В зрачках обоих близнецов что-то изменилось, будто они впали в транс, но продолжали себя контролировать. Выражения лиц потеряли натуральность, словно искусственные маски дали трещину. Губы изогнулись, но принять это за улыбки Ли не рискнул – скорее, они корчились, как от известного в узких кругах яда, который принуждает мышцы сокращаться вот точно так же. Волосы их зашевелились сами собой, безо всякого намёка на ветер, чем-то изрядно смахивая на потревоженных змей.

– Брат, он требует нас без оков и морали?

– Да, похоже на то… Что же, прискорбно. Я бы ещё поболтал с ним.

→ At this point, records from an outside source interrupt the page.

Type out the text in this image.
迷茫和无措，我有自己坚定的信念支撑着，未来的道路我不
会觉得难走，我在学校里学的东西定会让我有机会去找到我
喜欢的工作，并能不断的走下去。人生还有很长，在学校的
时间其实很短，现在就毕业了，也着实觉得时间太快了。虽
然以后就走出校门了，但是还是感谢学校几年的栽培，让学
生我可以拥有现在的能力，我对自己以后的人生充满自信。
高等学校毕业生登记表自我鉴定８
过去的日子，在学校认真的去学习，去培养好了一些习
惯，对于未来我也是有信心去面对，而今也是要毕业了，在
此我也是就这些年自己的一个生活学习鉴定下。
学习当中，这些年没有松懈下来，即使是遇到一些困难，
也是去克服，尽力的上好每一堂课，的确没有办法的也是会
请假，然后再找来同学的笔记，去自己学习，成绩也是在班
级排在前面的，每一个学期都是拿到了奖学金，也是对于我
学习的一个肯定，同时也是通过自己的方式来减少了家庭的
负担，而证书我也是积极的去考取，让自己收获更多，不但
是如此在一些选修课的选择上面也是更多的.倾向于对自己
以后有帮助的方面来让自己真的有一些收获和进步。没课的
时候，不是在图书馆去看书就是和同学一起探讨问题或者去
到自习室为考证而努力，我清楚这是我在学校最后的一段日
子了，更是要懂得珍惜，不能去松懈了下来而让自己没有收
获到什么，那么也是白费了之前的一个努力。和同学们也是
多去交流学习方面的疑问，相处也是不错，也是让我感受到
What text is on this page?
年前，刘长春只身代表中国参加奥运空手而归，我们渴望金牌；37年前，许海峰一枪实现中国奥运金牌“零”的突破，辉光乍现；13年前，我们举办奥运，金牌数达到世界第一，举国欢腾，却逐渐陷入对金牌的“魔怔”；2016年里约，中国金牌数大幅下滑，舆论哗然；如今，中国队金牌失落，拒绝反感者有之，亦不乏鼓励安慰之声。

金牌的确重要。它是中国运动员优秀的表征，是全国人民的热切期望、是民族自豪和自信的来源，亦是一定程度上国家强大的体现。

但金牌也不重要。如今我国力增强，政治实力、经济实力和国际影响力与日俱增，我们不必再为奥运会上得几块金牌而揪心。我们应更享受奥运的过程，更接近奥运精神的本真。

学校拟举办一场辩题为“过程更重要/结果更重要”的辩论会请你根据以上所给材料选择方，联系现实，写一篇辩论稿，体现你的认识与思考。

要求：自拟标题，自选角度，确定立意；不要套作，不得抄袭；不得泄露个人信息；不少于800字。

Они и правда встали, но не как люди, а как марионетки, которых поднимают за ниточки. Ли вздрогнул – стало холоднее, да и мрачнее тоже. Безумные цвета вокруг – и те обрели более хищный, враждебный, грозный и суровый оттенок. Да, забавы позади. Эти молокососы способны быть деловитыми и солидными, не паясничать и не прикидываться наивными, хотя и жестокими, баловнями судьбы с придурью в мозгах? Прекрасно. Проверим, что у них там в запасе ещё.


Глава 18

Ли знал, что материальное выражение непознаваемой сути Хранителей может быть любым, но всё равно от этих, с позволения сказать, детей его оторопь брала. Они слишком разительно отличались от других Крыльев. Даже для этой шайки близнецы вели себя дико и разнузданно, словно им и свои же не указ. Этот кошмар наяву всё длился и длился, а он не знал, как выбраться из ловушки. Первой пришла боль, затем мысли стали путаться, а ведь именно они – главное оружие в сражении с применением магии иллюзий. Слои перемешались, и, похоже, близнецы отступили вглубь, потому что Ли перестал их видеть. На таком уровне восприятия больше не имело значения то, что он понимал об иллюзии вокруг и не верил в неё, она стала вещественной, стала правдой. Он знал силу и власть Хранителей, а ещё помнил, что хозяин рукотворно созданного миража всегда устанавливает правила игры и может изменить их в любое мгновение. Ли волокло из одной грани в другую, и он слышал то истерический смех, то плач навзрыд, то юродивое лепетание, то громкие крики и оскорбления. Они доносились из цветных полос, что теперь водили хороводы с его фигурой точно в центре. Становилось то жарко, будто в доменной печи, то холодно, как в царстве вечной мерзлоты. Оттенки бросались ему в глаза, ослепляя пятнами красного, жёлтого, белого, голубого. Содержимое черепной коробки обещало перейти в жидкое агрегатное состояние и вытечь через уши. Глазные яблоки пекло. Ли обладал чарами калейдоскопа, и окружающее фантасмагорическое, подчёркуто кривляющееся безумие не сводило его с ума, как сделало бы с кем угодно другим, но их было недостаточно, чтобы освободить его отсюда.